The difference between 9/11 and 10/7—two massacres of innocent people, symbols to their killers of Western civilization—was the reaction to the horror. The difference between 9/11 and 10/7 was that the catastrophe of 10/7 was followed, on October 8, by a different kind of catastrophe. A moral and spiritual catastrophe that was on full display throughout the West before the bodies of those men and women and children had even been identified. [...]

What could possibly explain this? The easy answer is that the human beings who were slaughtered on October 7 were Jews. [...] But that is not the whole answer. Because the proliferation of antisemitism, as always, is a symptom. When antisemitism moves from the shameful fringe into the public square, it is not about Jews. It is never about Jews. It is about everyone else. It is about the surrounding society or the culture or the country. It is an early warning system—a sign that the society itself is breaking down. That it is dying. [...]

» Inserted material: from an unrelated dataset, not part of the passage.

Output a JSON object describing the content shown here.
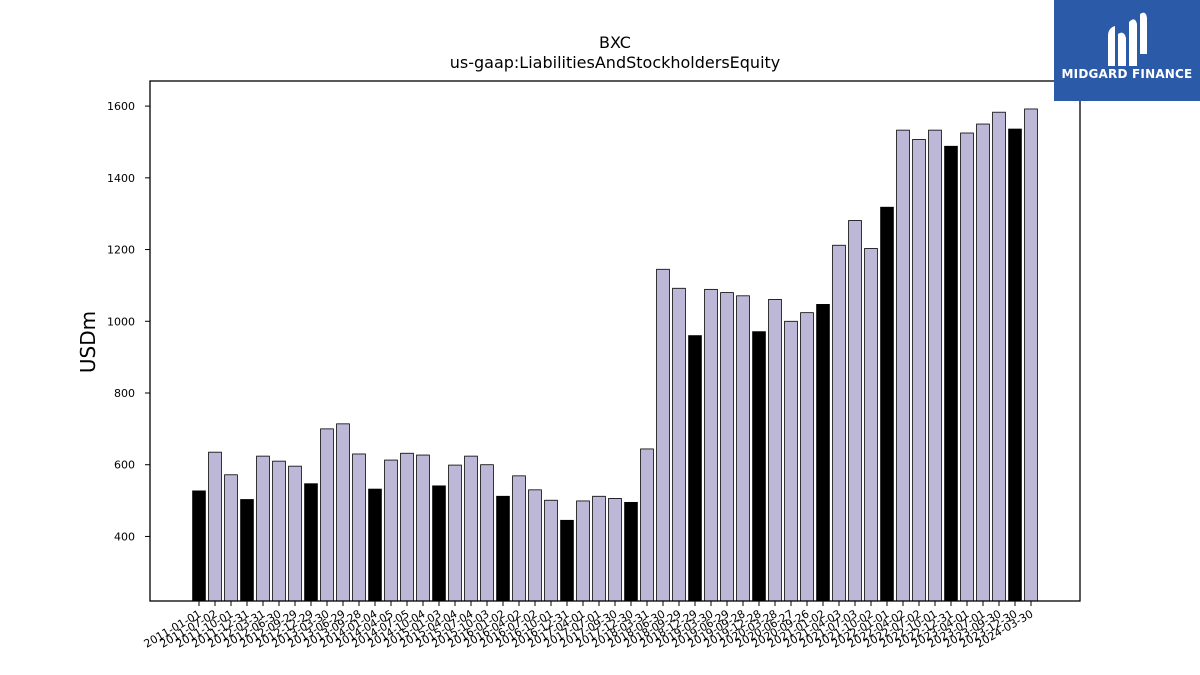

[This new ideology] seeks to upend the very ideas of right and wrong. It replaces basic ideas of good and evil with a new rubric: the powerless (good) and the powerful (bad). It replaced lots of things. Color blindness with race obsession. Ideas with identity. Debate with denunciation. Persuasion with public shaming. The rule of law with the fury of the mob. [...] This is the ideology of vandalism in the true sense of the word—the Vandals sacked Rome. It is the ideology of nihilism. It knows nothing of how to build. It knows only how to tear down and to destroy.

So what do we do? First: look. We must recover our ability to look and to discern accordingly. We must look past the sloganeering and the propaganda and take a hard look at what’s in front of our eyes. [...] I do not need “context” to know that tying children to their parents and burning them alive is pure evil, just as I do not need a history lesson on the Arab-Israeli conflict to know that the Arab Israelis who saved scores of Jewish Israelis that day are righteous.

Look at your enemies and your allies. [...] For many people, friends and enemies are likely not who they thought they were before October 7. [...] The other thing to look for is the good. Look hard for the good and don’t lose sight of it. [...]

But nothing is guaranteed. The right ideas don’t win on their own. They need a voice. They need prosecutors. [...] We have let far too much go unchallenged.